02-20-2019 12:37 PM
Hi I am new to LabVIEW. I found an example where when a radio button was pushed it puts out an integer instead of T/F. How do I create such a button. I cant find anything under properties for the radio button that does this. thanks
02-20-2019 12:48 PM
There are two categories of radio buttons. One drops by itself and looks like a single circle or square with text next to it. This is likely what you're using and is true/false only.
The other category is radio buttons that look like a box, with 2 circles in it. That one outputs an integer (an enum, really) and is what you want.
The one you want is only in the "Classic" and "Modern" controls, so if you default to using System or Silver, you might not see it.
02-20-2019 01:00 PM
@AZ_Cowboy wrote:
Hi I am new to LabVIEW. I found an example where when a radio button was pushed it puts out an integer instead of T/F. How do I create such a button. I cant find anything under properties for the radio button that does this. thanks
You might be confused by the term "radio button". A simple boolean outputs T or F and they are typically called switches or buttons when used as controls.
A radiobutton control is a selection of more than one boolean for which only one can be true and pressing a different one makes the current one false (there is also an option to allow no selection if desired). You can place any number and type of booleans in it. The output is basically an enum containing the labels of the boolean controls as items. An enum is not an integer, but you can still use it as one under some conditions, e.g. by wiring it to the index of "index array", etc. You can also do simple math, such as +1 or -1 and it will cycle through the items.
So, to get better help, show us what "example" you found (link, example finder, name, etc.). You can even attach the VI here.
02-20-2019 01:17 PM
the example I was looking at is call RadioSel.vi. I found it while doing a search in a forum. What I am doing is trying to mimic a touch pad. btw where is the user library.
02-20-2019 01:31 PM
Yes, that's a simple radio-button container as described, containing three buttons. ALso look at my above link. The labels of the buttons are hidden, but they define the items of the enum. The output is NOT an integer!
While it is convenient to wire the enum to a case structure for more complicated code paths, the example could be redone as follows in this case if you chose the labels right (... more or less, there is a difference for "no selection").

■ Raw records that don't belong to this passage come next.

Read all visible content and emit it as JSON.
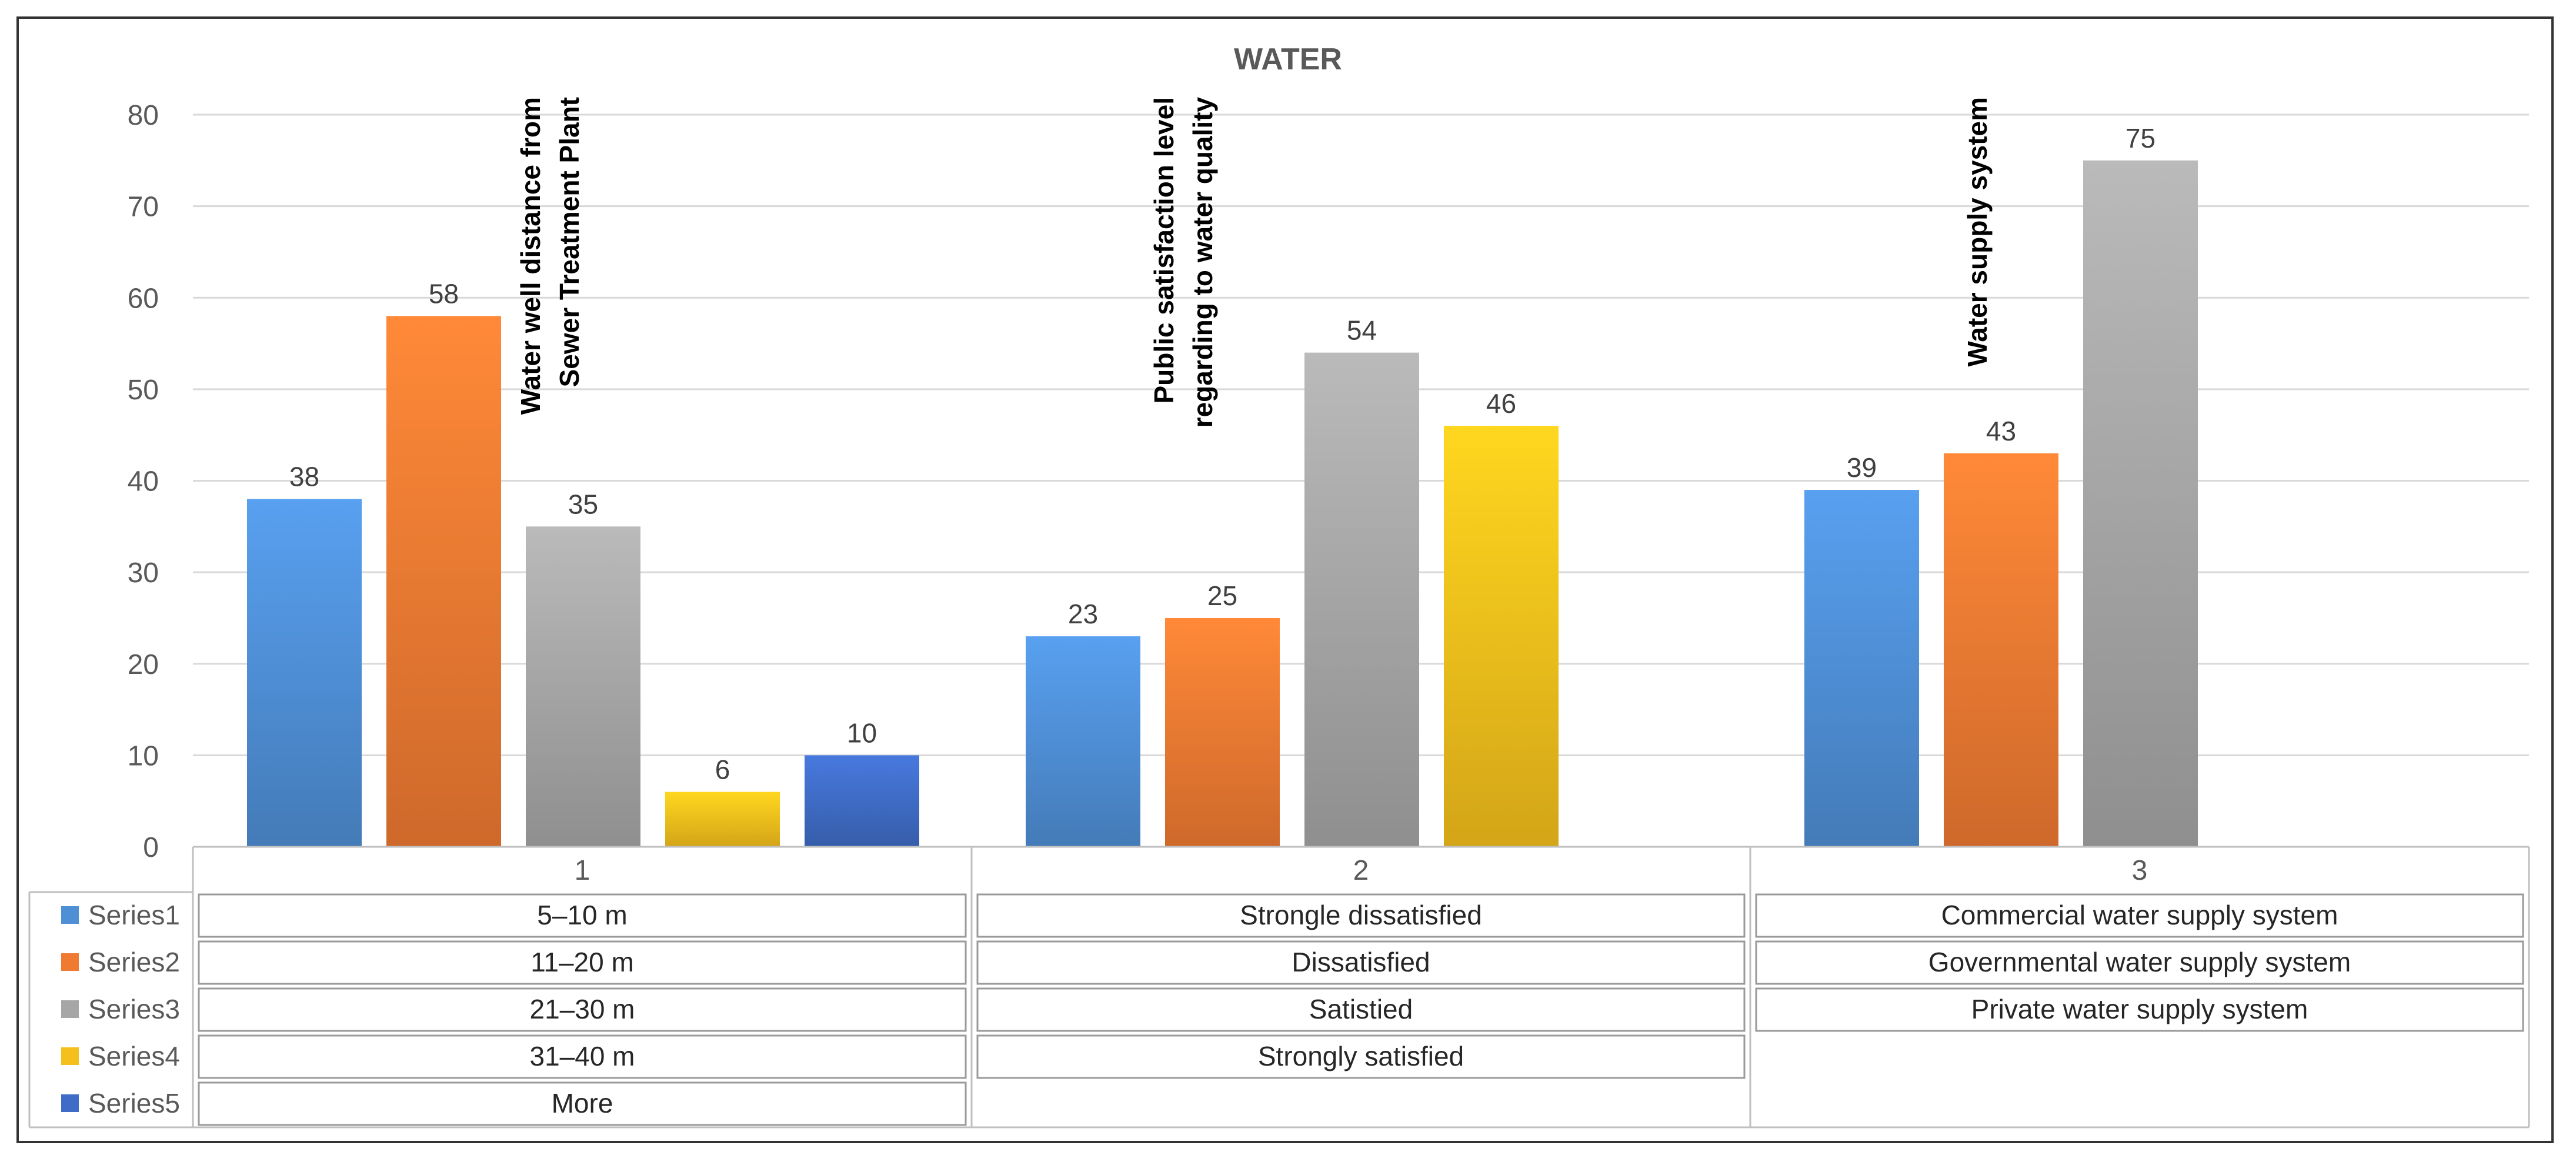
{
  "chart_data": {
    "type": "bar",
    "title": "WATER",
    "categories": [
      "1",
      "2",
      "3"
    ],
    "ylim": [
      0,
      80
    ],
    "yticks": [
      0,
      10,
      20,
      30,
      40,
      50,
      60,
      70,
      80
    ],
    "grid": true,
    "legend_position": "table-left",
    "series": [
      {
        "name": "Series1",
        "color": "#4f8fd6",
        "values": [
          38,
          23,
          39
        ]
      },
      {
        "name": "Series2",
        "color": "#ef7a32",
        "values": [
          58,
          25,
          43
        ]
      },
      {
        "name": "Series3",
        "color": "#a6a6a6",
        "values": [
          35,
          54,
          75
        ]
      },
      {
        "name": "Series4",
        "color": "#f5c01c",
        "values": [
          6,
          46,
          null
        ]
      },
      {
        "name": "Series5",
        "color": "#3f6cc6",
        "values": [
          10,
          null,
          null
        ]
      }
    ],
    "annotations": [
      {
        "category": "1",
        "lines": [
          "Water well distance from",
          "Sewer Treatment Plant"
        ]
      },
      {
        "category": "2",
        "lines": [
          "Public satisfaction level",
          "regarding to water quality"
        ]
      },
      {
        "category": "3",
        "lines": [
          "Water supply system"
        ]
      }
    ],
    "table": [
      [
        "5–10 m",
        "Strongle dissatisfied",
        "Commercial water supply system"
      ],
      [
        "11–20 m",
        "Dissatisfied",
        "Governmental water supply system"
      ],
      [
        "21–30 m",
        "Satistied",
        "Private water supply system"
      ],
      [
        "31–40 m",
        "Strongly satisfied",
        ""
      ],
      [
        "More",
        "",
        ""
      ]
    ]
  }
}
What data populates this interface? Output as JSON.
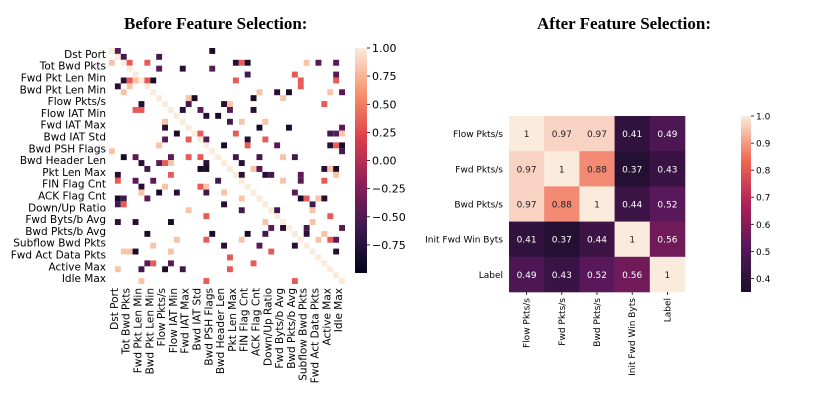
{
  "chart_data": [
    {
      "type": "heatmap",
      "title": "Before Feature Selection:",
      "row_labels": [
        "Dst Port",
        "Tot Bwd Pkts",
        "Fwd Pkt Len Min",
        "Bwd Pkt Len Min",
        "Flow Pkts/s",
        "Flow IAT Min",
        "Fwd IAT Max",
        "Bwd IAT Std",
        "Bwd PSH Flags",
        "Bwd Header Len",
        "Pkt Len Max",
        "FIN Flag Cnt",
        "ACK Flag Cnt",
        "Down/Up Ratio",
        "Fwd Byts/b Avg",
        "Bwd Pkts/b Avg",
        "Subflow Bwd Pkts",
        "Fwd Act Data Pkts",
        "Active Max",
        "Idle Max"
      ],
      "col_labels": [
        "Dst Port",
        "Tot Bwd Pkts",
        "Fwd Pkt Len Min",
        "Bwd Pkt Len Min",
        "Flow Pkts/s",
        "Flow IAT Min",
        "Fwd IAT Max",
        "Bwd IAT Std",
        "Bwd PSH Flags",
        "Bwd Header Len",
        "Pkt Len Max",
        "FIN Flag Cnt",
        "ACK Flag Cnt",
        "Down/Up Ratio",
        "Fwd Byts/b Avg",
        "Bwd Pkts/b Avg",
        "Subflow Bwd Pkts",
        "Fwd Act Data Pkts",
        "Active Max",
        "Idle Max"
      ],
      "grid_size": 40,
      "colorbar": {
        "min": -1.0,
        "max": 1.0,
        "ticks": [
          "1.00",
          "0.75",
          "0.50",
          "0.25",
          "0.00",
          "−0.25",
          "−0.50",
          "−0.75"
        ]
      }
    },
    {
      "type": "heatmap",
      "title": "After Feature Selection:",
      "labels": [
        "Flow Pkts/s",
        "Fwd Pkts/s",
        "Bwd Pkts/s",
        "Init Fwd Win Byts",
        "Label"
      ],
      "matrix": [
        [
          "1",
          "0.97",
          "0.97",
          "0.41",
          "0.49"
        ],
        [
          "0.97",
          "1",
          "0.88",
          "0.37",
          "0.43"
        ],
        [
          "0.97",
          "0.88",
          "1",
          "0.44",
          "0.52"
        ],
        [
          "0.41",
          "0.37",
          "0.44",
          "1",
          "0.56"
        ],
        [
          "0.49",
          "0.43",
          "0.52",
          "0.56",
          "1"
        ]
      ],
      "colorbar": {
        "min": 0.35,
        "max": 1.0,
        "ticks": [
          "1.0",
          "0.9",
          "0.8",
          "0.7",
          "0.6",
          "0.5",
          "0.4"
        ]
      }
    }
  ]
}
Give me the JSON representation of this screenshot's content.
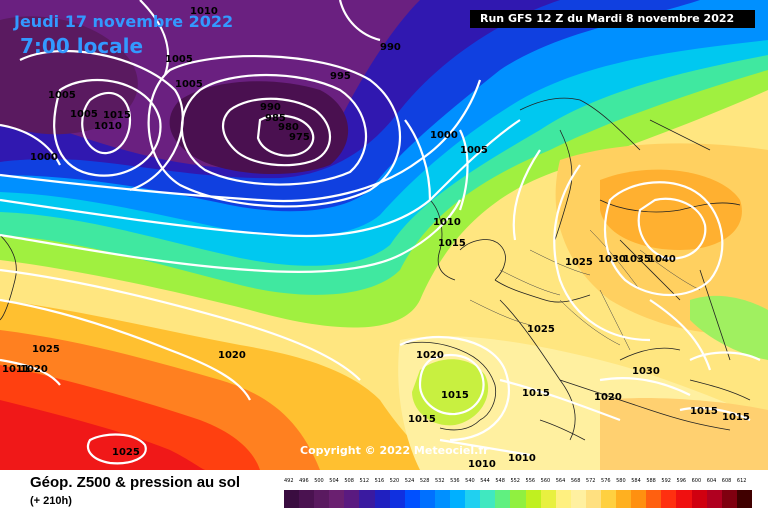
{
  "header": {
    "date": "Jeudi 17 novembre 2022",
    "time": "7:00 locale",
    "run": "Run GFS 12 Z du Mardi 8 novembre 2022"
  },
  "copyright": "Copyright © 2022 Meteociel.fr",
  "footer": {
    "product": "Géop. Z500 & pression au sol",
    "leadtime": "(+ 210h)"
  },
  "scale": {
    "values": [
      "492",
      "496",
      "500",
      "504",
      "508",
      "512",
      "516",
      "520",
      "524",
      "528",
      "532",
      "536",
      "540",
      "544",
      "548",
      "552",
      "556",
      "560",
      "564",
      "568",
      "572",
      "576",
      "580",
      "584",
      "588",
      "592",
      "596",
      "600",
      "604",
      "608",
      "612"
    ],
    "colors": [
      "#3a0d40",
      "#4a1250",
      "#5a1a60",
      "#6a2070",
      "#5a1a80",
      "#3a1aa0",
      "#2020c0",
      "#1030e0",
      "#0050ff",
      "#0070ff",
      "#0090ff",
      "#00b0ff",
      "#20d0f0",
      "#40e8c0",
      "#60f080",
      "#90f040",
      "#c0f020",
      "#e8f040",
      "#fff080",
      "#fff0a0",
      "#ffe080",
      "#ffd040",
      "#ffb020",
      "#ff9010",
      "#ff6010",
      "#ff3010",
      "#f01010",
      "#d00010",
      "#b00020",
      "#800010",
      "#400000"
    ]
  },
  "isobars": [
    "1010",
    "990",
    "1005",
    "1005",
    "1005",
    "995",
    "1005",
    "1015",
    "1010",
    "990",
    "985",
    "980",
    "975",
    "1000",
    "1005",
    "1000",
    "1010",
    "1015",
    "1025",
    "1030",
    "1035",
    "1040",
    "1025",
    "1025",
    "1020",
    "1020",
    "1011",
    "1020",
    "1015",
    "1015",
    "1030",
    "1020",
    "1015",
    "1015",
    "1025",
    "1010",
    "1010",
    "1015"
  ]
}
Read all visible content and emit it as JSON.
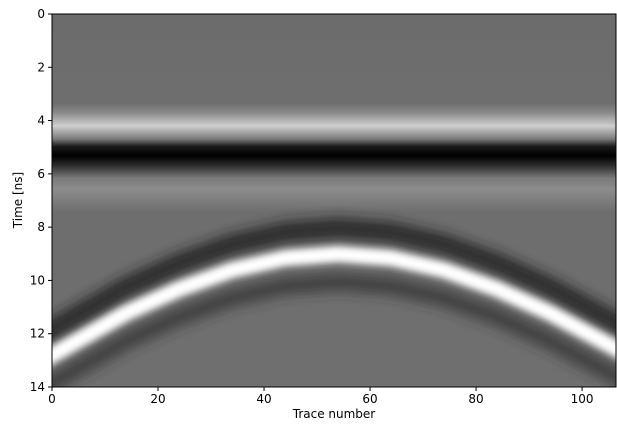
{
  "chart_data": {
    "type": "image",
    "xlabel": "Trace number",
    "ylabel": "Time [ns]",
    "xlim": [
      0,
      106.4
    ],
    "ylim": [
      14,
      0
    ],
    "xticks": [
      0,
      20,
      40,
      60,
      80,
      100
    ],
    "yticks": [
      0,
      2,
      4,
      6,
      8,
      10,
      12,
      14
    ],
    "colormap": "gray"
  }
}
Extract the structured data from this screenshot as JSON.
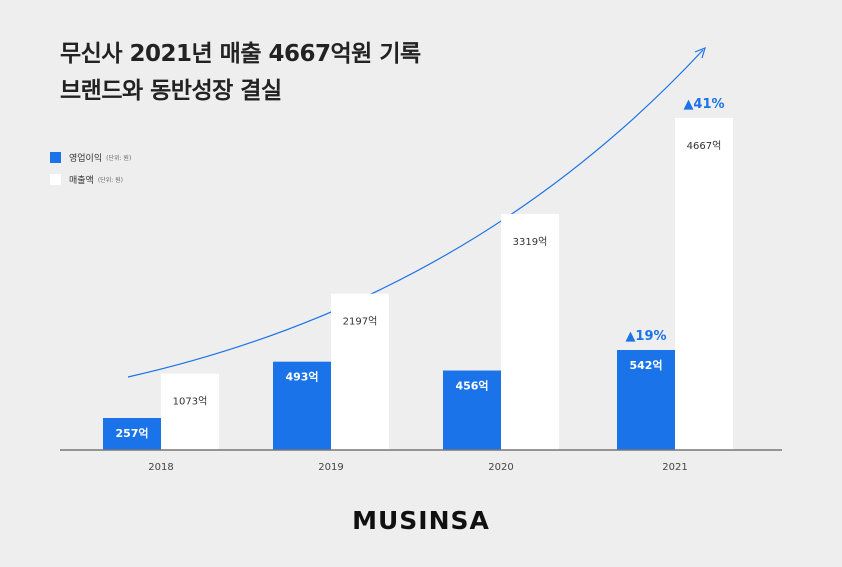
{
  "title": {
    "line1": "무신사 2021년 매출 4667억원 기록",
    "line2": "브랜드와 동반성장 결실"
  },
  "legend": [
    {
      "label": "영업이익",
      "unit": "(단위: 원)",
      "color": "#1a73e8"
    },
    {
      "label": "매출액",
      "unit": "(단위: 원)",
      "color": "#ffffff"
    }
  ],
  "logo": "MUSINSA",
  "colors": {
    "accent": "#1a73e8",
    "background": "#eeeeee",
    "revenue_bar": "#ffffff",
    "axis": "#777777"
  },
  "chart_data": {
    "type": "bar",
    "categories": [
      "2018",
      "2019",
      "2020",
      "2021"
    ],
    "series": [
      {
        "name": "영업이익",
        "values": [
          257,
          493,
          456,
          542
        ],
        "labels": [
          "257억",
          "493억",
          "456억",
          "542억"
        ],
        "color": "#1a73e8"
      },
      {
        "name": "매출액",
        "values": [
          1073,
          2197,
          3319,
          4667
        ],
        "labels": [
          "1073억",
          "2197억",
          "3319억",
          "4667억"
        ],
        "color": "#ffffff"
      }
    ],
    "annotations": [
      {
        "category": "2021",
        "series": "영업이익",
        "text": "▲19%"
      },
      {
        "category": "2021",
        "series": "매출액",
        "text": "▲41%"
      }
    ],
    "trend_arrow": true,
    "ylim": [
      0,
      4667
    ],
    "grid": false,
    "legend_position": "top-left"
  }
}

The "user library", a defined location in the palettes, is blank by default and intended as a place for your own tools.
02-20-2019 01:32 PM
I think this would get you close to what you are looking for.
02-20-2019 01:37 PM
@aeastet wrote:
I think this would get you close to what you are looking for.
That's quite different, because you will have 2^N possible outputs. To have it act as radiobutton (only one selection allowed) would require more code and maybe "search array" to get the index.
There are also hard limitations, for example you cannot have more than 64 elements.
02-20-2019 01:40 PM
Yes you are right unless you can choose multi inouts. Then you can just read the output and react however you want. It isn't exactly a radio button. Just throwing out some ideas.